Oh, and technically the XML Output stage. Sorta. :wink:

[Edit] So noted! I modified my post... Always keeping me honest! :-) - Andy

Posted: Tue Nov 26, 2013 4:21 am
by PAULOM
Hello,

Thank you for your answers. I am not going to follow your recommendations because I don't feel able of making it technically.

I know that it is possible to make it with a routine (and it was on this point that I wanted to know more about it) more a loop on the job.

Thanks to you.

Posted: Tue Nov 26, 2013 4:37 am
by eph
Hi,

In addition to the folder stage in container proposed by Craig, you can use a custom PX routine to do the split (that's what I use successfully).

Check those threads :
viewtopic.php?t=145412
viewtopic.php?t=114531

Eric

Posted: Tue Nov 26, 2013 4:46 am
by ArndW
If you really want to make a routine you would pass it the columns, in the routine it would:

1. Open the appropriate file using OPENSEQ
2. Position to the end-of-file using SEEK
3. Write the line using WRITESEQ
4. Close the file using CLOSESEQ

If the files are big or performance is important, you could use a COMMON block in your code to store an array of file units pointing to the corresponding sequential files so that you don't need to OPEN/CLOSE them on each call.
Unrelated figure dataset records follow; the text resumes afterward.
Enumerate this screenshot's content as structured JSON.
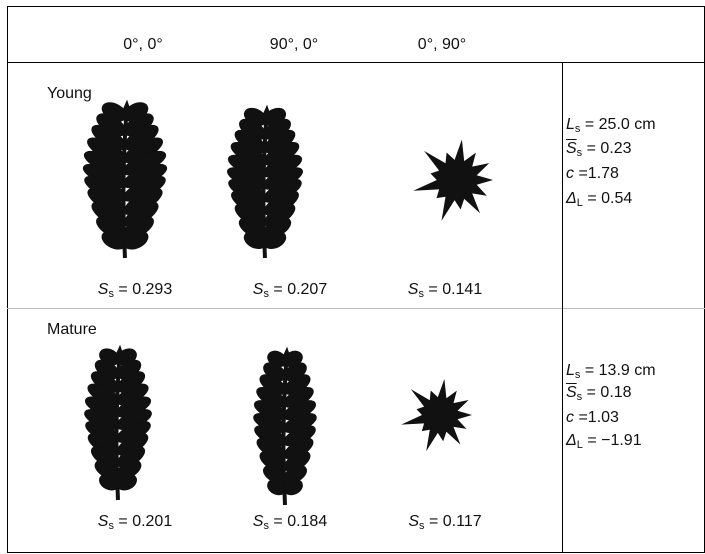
{
  "columns": [
    "0°, 0°",
    "90°, 0°",
    "0°, 90°"
  ],
  "rows": [
    {
      "label": "Young",
      "views": [
        {
          "symbol": "S",
          "sub": "s",
          "value": "= 0.293"
        },
        {
          "symbol": "S",
          "sub": "s",
          "value": "= 0.207"
        },
        {
          "symbol": "S",
          "sub": "s",
          "value": "= 0.141"
        }
      ],
      "stats": [
        {
          "symbol": "L",
          "sub": "s",
          "value": "= 25.0 cm"
        },
        {
          "symbol": "S",
          "sub": "s",
          "value": "= 0.23"
        },
        {
          "symbol": "c",
          "value": "=1.78"
        },
        {
          "symbol": "Δ",
          "sub": "L",
          "value": "= 0.54"
        }
      ]
    },
    {
      "label": "Mature",
      "views": [
        {
          "symbol": "S",
          "sub": "s",
          "value": "= 0.201"
        },
        {
          "symbol": "S",
          "sub": "s",
          "value": "= 0.184"
        },
        {
          "symbol": "S",
          "sub": "s",
          "value": "= 0.117"
        }
      ],
      "stats": [
        {
          "symbol": "L",
          "sub": "s",
          "value": "= 13.9 cm"
        },
        {
          "symbol": "S",
          "sub": "s",
          "value": "= 0.18"
        },
        {
          "symbol": "c",
          "value": "=1.03"
        },
        {
          "symbol": "Δ",
          "sub": "L",
          "value": "= −1.91"
        }
      ]
    }
  ]
}
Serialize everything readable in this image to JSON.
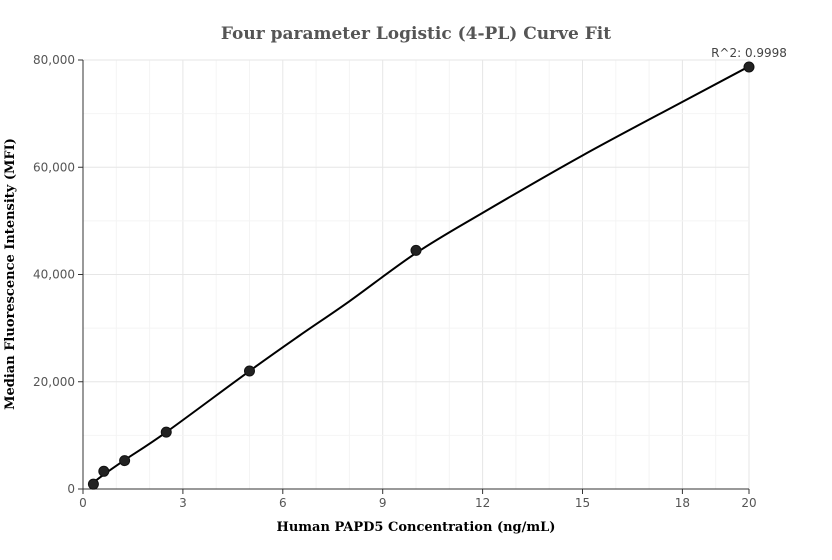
{
  "chart_data": {
    "type": "scatter",
    "title": "Four parameter Logistic (4-PL) Curve Fit",
    "xlabel": "Human PAPD5 Concentration (ng/mL)",
    "ylabel": "Median Fluorescence Intensity (MFI)",
    "xlim": [
      0,
      20
    ],
    "ylim": [
      0,
      80000
    ],
    "x_ticks": [
      0,
      3,
      6,
      9,
      12,
      15,
      18,
      20
    ],
    "x_tick_labels": [
      "0",
      "3",
      "6",
      "9",
      "12",
      "15",
      "18",
      "20"
    ],
    "y_ticks": [
      0,
      20000,
      40000,
      60000,
      80000
    ],
    "y_tick_labels": [
      "0",
      "20,000",
      "40,000",
      "60,000",
      "80,000"
    ],
    "grid": true,
    "series": [
      {
        "points": [
          {
            "x": 0.3125,
            "y": 900
          },
          {
            "x": 0.625,
            "y": 3300
          },
          {
            "x": 1.25,
            "y": 5300
          },
          {
            "x": 2.5,
            "y": 10600
          },
          {
            "x": 5,
            "y": 22000
          },
          {
            "x": 10,
            "y": 44500
          },
          {
            "x": 20,
            "y": 78700
          }
        ],
        "fit_curve": [
          {
            "x": 0.3125,
            "y": 1200
          },
          {
            "x": 0.625,
            "y": 2700
          },
          {
            "x": 1.25,
            "y": 5400
          },
          {
            "x": 2.5,
            "y": 10600
          },
          {
            "x": 5,
            "y": 22000
          },
          {
            "x": 6.5,
            "y": 28600
          },
          {
            "x": 8,
            "y": 35000
          },
          {
            "x": 10,
            "y": 44000
          },
          {
            "x": 12,
            "y": 51500
          },
          {
            "x": 15,
            "y": 62200
          },
          {
            "x": 18,
            "y": 72200
          },
          {
            "x": 20,
            "y": 78800
          }
        ],
        "point_color": "#222222",
        "line_color": "#000000"
      }
    ],
    "annotation": "R^2: 0.9998"
  }
}
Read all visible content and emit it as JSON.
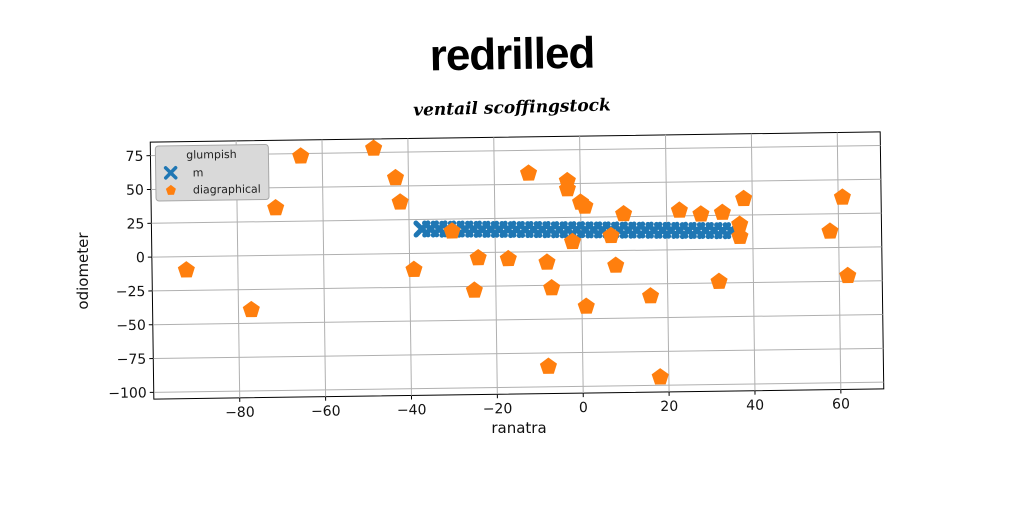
{
  "chart_data": {
    "type": "scatter",
    "title": "redrilled",
    "subtitle": "ventail scoffingstock",
    "xlabel": "ranatra",
    "ylabel": "odiometer",
    "xlim": [
      -100,
      70
    ],
    "ylim": [
      -105,
      85
    ],
    "xticks": [
      -80,
      -60,
      -40,
      -20,
      0,
      20,
      40,
      60
    ],
    "yticks": [
      75,
      50,
      25,
      0,
      -25,
      -50,
      -75,
      -100
    ],
    "grid": true,
    "legend": {
      "title": "glumpish",
      "placement": "top-left"
    },
    "series": [
      {
        "name": "m",
        "marker": "x",
        "color": "#1f77b4",
        "x": [
          -37,
          -35,
          -33,
          -31,
          -29,
          -27,
          -25,
          -23,
          -21,
          -19,
          -17,
          -15,
          -13,
          -11,
          -9,
          -7,
          -5,
          -3,
          -1,
          1,
          3,
          5,
          7,
          9,
          11,
          13,
          15,
          17,
          19,
          21,
          23,
          25,
          27,
          29,
          31,
          33,
          35
        ],
        "y": [
          18,
          17.9,
          17.8,
          17.6,
          17.5,
          17.4,
          17.3,
          17.1,
          17,
          16.9,
          16.8,
          16.6,
          16.5,
          16.4,
          16.3,
          16.1,
          16,
          15.9,
          15.8,
          15.6,
          15.5,
          15.4,
          15.3,
          15.1,
          15,
          14.9,
          14.8,
          14.6,
          14.5,
          14.4,
          14.3,
          14.1,
          14,
          13.9,
          13.8,
          13.6,
          13.5
        ]
      },
      {
        "name": "diagraphical",
        "marker": "pentagon",
        "color": "#ff7f0e",
        "x": [
          -65,
          -48,
          -43,
          -42,
          -71,
          -92,
          -77,
          -39,
          -30,
          -24,
          -25,
          -17,
          -12,
          -8,
          -7,
          -8,
          -3,
          -3,
          -2,
          0,
          1,
          1,
          7,
          8,
          10,
          16,
          18,
          23,
          28,
          33,
          37,
          37,
          38,
          32,
          58,
          61,
          62
        ],
        "y": [
          73,
          78,
          56,
          38,
          35,
          -10,
          -40,
          -12,
          16,
          -4,
          -28,
          -5,
          58,
          -8,
          -27,
          -85,
          52,
          46,
          7,
          36,
          33,
          -41,
          11,
          -11,
          27,
          -34,
          -94,
          29,
          26,
          27,
          18,
          9,
          37,
          -24,
          12,
          37,
          -21
        ]
      }
    ]
  }
}
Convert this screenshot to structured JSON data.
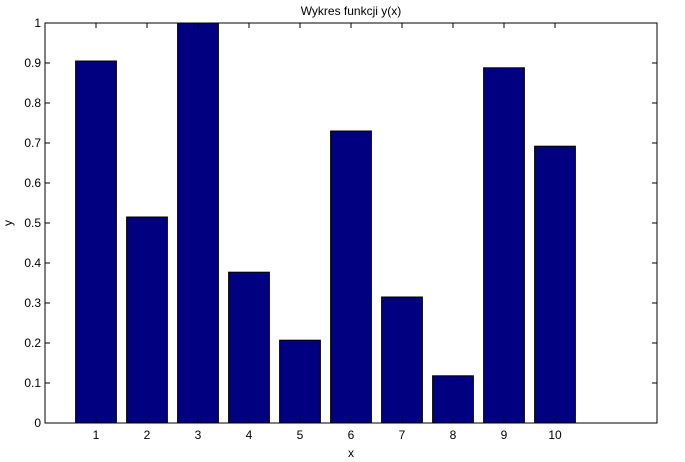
{
  "chart_data": {
    "type": "bar",
    "title": "Wykres funkcji y(x)",
    "xlabel": "x",
    "ylabel": "y",
    "categories": [
      "1",
      "2",
      "3",
      "4",
      "5",
      "6",
      "7",
      "8",
      "9",
      "10"
    ],
    "values": [
      0.905,
      0.515,
      1.0,
      0.377,
      0.207,
      0.73,
      0.315,
      0.118,
      0.888,
      0.692
    ],
    "ylim": [
      0,
      1
    ],
    "xlim": [
      0,
      12
    ],
    "yticks": [
      "0",
      "0.1",
      "0.2",
      "0.3",
      "0.4",
      "0.5",
      "0.6",
      "0.7",
      "0.8",
      "0.9",
      "1"
    ],
    "grid": false,
    "bar_color": "#000080",
    "bar_edge_color": "#000000"
  }
}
Posted: Tue Nov 26, 2013 11:57 am
by PAULOM
@eph, sorry i'm on Datastage Server 8.5 and not PX
@ArndW, thanks for your response, Can u please explain step by step how to use this routine in my requirement.

Thanks and Regards,

Posted: Tue Nov 26, 2013 12:08 pm
by Mike
Do you really need a routine? I find Craig's suggestion of using the Folder stage to be the easiest implementation...

Mike

Posted: Tue Nov 26, 2013 3:07 pm
by bart12872
Well, I think the quickest way and the easier way is to use a awk command

you create your file with all data. And after that run a awk command reading all lines and writing them in output files.
the output files name contains a parameter witch is the value of the id_session of the line.

something like that
awk -F"|" '{ print $0 }' /directory/your_file_$3.txt

i don't test this command line, but i use it a lot in the past. Feel free to test and adapt it.

Posted: Wed Nov 27, 2013 5:13 am
by ArndW
PAULOM wrote:@ArndW, thanks for your response, Can u please explain step by step how to use this routine in my requirement.
No, I don't wish to do that. That would end up actually writing the BASIC routine and I think if you open the BASIC manual for the description of those routines and give it a go you should be able to do it, and the people here would certainly assist you in specific problems that you might have.

Posted: Mon Dec 02, 2013 10:46 am
by chulett
I noted that the Folder stage was a bit of a pain to use as a target because you need to send the entire output payload to it at once in a single record. Is that what you ended up doing? Hard for me to tell from what you posted.